March 8 was a beautiful Saturday morning. The sun was shining, the water was glistening, the birds were singing. It was the perfect day to be at the river…fishing, boating, or just enjoying nature.
85 people took advantage of that beautiful morning, but chose to spend it in a way that may not have been very enjoyable to some. They came out to clean up trash and debris from the river and its surrounding land. Why? Because these good people understand the value of the Elk River to Limestone County. Our drinking water is drawn from that river. Residents enjoy fishing, boating, camping, and other outdoor activities in and around this river. It is a tremendous asset to our community and they understand that it needs protection.
Volunteers spread out to four put-in spots including Hwy 99, Easter Ferry Rd., Hwy 127, and Elk River Mills. They also went to dump sites on Grigsby Ferry Rd. and Townsend Ford Rd. Others went out on canoes and kayaks (kayaks provided by Fort Hampton Outfitters), and the TVA boat looking for trash along the shorelines.
Some groups were registered in a contest sponsored by TVA to win cash for bringing in the most pounds of trash and debris. This was additional incentive for the groups to work hard! They hauled in roofing shingles, old tires, TVs, broken concrete, lots of plastic bottles and too many glass beer bottles. Volunteers not only lugged it all in, they helped place it on the scale to be weighed, then moved it all again into the trucks and trailers that would haul it off.
In the end, 8,800 pounds of trash and debris were removed from the area. Ben Harrison, District 4 Commissioner, brought two trucks and trailers to haul trash to the transfer station and both were completely loaded. Ruby McCartney, Plant Manager at the Athens-Limestone Recycling Center, brought two trucks to haul recyclables. 1,000 pounds of the debris was sorted from the trash and recycled.

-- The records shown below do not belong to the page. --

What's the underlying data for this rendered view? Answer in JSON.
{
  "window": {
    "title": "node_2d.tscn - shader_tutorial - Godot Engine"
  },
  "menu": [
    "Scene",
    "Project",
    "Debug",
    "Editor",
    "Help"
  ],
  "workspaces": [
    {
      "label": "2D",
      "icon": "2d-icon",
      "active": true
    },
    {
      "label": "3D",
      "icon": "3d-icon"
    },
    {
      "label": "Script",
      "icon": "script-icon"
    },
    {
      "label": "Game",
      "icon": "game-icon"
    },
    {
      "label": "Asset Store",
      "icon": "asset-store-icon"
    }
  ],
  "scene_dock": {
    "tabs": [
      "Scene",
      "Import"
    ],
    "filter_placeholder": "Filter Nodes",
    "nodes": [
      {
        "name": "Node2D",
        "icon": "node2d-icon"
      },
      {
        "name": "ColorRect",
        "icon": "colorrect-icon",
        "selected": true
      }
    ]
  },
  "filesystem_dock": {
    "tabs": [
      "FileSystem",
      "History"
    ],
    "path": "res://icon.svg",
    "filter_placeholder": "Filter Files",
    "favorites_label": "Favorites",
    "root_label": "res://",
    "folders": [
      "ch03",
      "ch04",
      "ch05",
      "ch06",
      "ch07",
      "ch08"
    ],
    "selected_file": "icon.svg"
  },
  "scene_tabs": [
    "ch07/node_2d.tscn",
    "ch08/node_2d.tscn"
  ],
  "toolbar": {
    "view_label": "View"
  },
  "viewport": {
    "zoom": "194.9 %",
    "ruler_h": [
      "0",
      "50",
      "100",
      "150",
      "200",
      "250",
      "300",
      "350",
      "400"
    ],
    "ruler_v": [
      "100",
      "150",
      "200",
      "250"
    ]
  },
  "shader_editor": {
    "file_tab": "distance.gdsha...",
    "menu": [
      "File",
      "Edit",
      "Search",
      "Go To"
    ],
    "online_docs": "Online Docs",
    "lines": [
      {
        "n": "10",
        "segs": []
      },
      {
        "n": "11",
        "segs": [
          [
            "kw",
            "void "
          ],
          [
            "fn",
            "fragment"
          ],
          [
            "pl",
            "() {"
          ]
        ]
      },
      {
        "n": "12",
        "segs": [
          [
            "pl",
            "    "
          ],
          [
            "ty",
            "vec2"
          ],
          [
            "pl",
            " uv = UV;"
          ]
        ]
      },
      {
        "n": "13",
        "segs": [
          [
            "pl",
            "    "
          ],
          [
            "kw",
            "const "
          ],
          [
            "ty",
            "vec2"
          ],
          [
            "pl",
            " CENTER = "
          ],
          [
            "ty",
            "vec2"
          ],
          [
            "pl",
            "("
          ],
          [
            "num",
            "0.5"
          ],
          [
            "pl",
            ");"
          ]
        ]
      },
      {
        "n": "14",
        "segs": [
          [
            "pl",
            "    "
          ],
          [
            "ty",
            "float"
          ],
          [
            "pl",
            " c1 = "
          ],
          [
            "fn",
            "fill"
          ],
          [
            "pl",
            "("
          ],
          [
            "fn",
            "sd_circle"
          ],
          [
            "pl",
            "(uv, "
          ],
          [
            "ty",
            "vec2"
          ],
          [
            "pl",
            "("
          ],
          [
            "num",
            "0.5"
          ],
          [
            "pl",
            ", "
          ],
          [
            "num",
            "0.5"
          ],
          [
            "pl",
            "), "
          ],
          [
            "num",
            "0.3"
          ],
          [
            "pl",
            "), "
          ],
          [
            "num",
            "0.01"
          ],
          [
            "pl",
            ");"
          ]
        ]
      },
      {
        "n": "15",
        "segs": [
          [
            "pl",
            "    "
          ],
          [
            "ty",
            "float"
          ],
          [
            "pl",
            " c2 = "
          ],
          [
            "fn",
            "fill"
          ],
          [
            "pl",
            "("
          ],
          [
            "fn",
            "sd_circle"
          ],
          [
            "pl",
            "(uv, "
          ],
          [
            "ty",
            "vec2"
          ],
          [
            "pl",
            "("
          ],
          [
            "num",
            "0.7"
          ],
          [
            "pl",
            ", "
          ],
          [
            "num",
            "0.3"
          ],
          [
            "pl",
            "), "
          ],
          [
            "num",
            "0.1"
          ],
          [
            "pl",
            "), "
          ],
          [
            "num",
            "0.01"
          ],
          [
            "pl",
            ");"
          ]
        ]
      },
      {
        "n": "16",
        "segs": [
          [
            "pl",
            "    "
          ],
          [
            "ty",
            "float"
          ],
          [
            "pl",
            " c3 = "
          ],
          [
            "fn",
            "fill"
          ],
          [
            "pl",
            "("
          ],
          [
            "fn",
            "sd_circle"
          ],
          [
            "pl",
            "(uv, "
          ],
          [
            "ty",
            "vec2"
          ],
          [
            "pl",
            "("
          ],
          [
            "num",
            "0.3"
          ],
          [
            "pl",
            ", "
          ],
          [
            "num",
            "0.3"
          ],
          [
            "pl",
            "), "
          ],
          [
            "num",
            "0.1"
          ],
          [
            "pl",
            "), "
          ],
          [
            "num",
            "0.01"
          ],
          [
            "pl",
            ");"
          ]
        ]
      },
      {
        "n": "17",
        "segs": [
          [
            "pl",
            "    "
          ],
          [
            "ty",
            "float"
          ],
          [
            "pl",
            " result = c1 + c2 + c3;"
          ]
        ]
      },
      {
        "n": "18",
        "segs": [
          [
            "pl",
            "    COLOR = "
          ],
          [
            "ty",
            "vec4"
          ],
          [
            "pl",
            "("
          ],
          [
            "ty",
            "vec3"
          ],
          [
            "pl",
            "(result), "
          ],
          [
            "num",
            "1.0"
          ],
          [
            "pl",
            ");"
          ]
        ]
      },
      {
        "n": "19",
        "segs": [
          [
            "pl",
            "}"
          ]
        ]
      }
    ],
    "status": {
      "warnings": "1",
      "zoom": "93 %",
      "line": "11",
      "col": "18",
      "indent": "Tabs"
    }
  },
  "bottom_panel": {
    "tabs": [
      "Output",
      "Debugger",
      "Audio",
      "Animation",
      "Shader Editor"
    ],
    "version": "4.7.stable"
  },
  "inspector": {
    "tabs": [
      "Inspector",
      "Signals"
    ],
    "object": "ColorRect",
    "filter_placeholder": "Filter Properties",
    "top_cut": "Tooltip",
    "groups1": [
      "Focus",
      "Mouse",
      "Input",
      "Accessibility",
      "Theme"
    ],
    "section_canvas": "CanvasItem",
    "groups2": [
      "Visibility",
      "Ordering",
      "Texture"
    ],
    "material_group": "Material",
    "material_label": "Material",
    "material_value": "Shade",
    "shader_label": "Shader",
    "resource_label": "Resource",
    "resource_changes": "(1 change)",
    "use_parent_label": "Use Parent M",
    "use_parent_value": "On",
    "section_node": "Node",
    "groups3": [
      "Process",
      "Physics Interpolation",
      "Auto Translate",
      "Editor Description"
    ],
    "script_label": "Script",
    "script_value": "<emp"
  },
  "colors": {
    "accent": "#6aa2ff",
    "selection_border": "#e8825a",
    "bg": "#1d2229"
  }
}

After a hard morning’s work, the volunteers received lunch courtesy of the Athens-Limestone County Tourism Association. Teresa Todd, President of Tourism, said they were pleased that our volunteers were helping clean up one of the county’s tourist attractions.
Winners of the group contest were: 1st Place ($250) – West Limestone Bass Fishing Club; 2nd Place ($150) Athens High School Beta Club; and 3rd Place ($100) The River Otters.
How does it get to the river?
Deliberate dumping and littering contribute debris to our waterways, as do non-deliberate actions. A piece of litter accidentally blowing out of your car or from your boat would be considered non-deliberate. When trashcans are knocked over by animals or the wind and debris is scattered by the wind and rain, although accidental, this also contributes to the trash that makes its way to our waterways. We must remember that whether deliberate or accidental, there is a person and a behavior behind every piece of litter and debris we find.
Keep litter bags in your vehicles to prevent litter from getting loose. Never throw loose trash in the bed of a truck and cover any load being carried. Make sure trashcan lids are secured and measures are taken to keep animals from scattering your trash. Handle fishing line and other sporting equipment responsibly. Dispose of cigarette butts properly. In short, just make yourself aware of how you handle your trash.
To those who came out on a beautiful day and worked so hard, THANK YOU! To those who toss trash, fling beer bottles, and dump on our land, please consider the harm that is being done and STOP!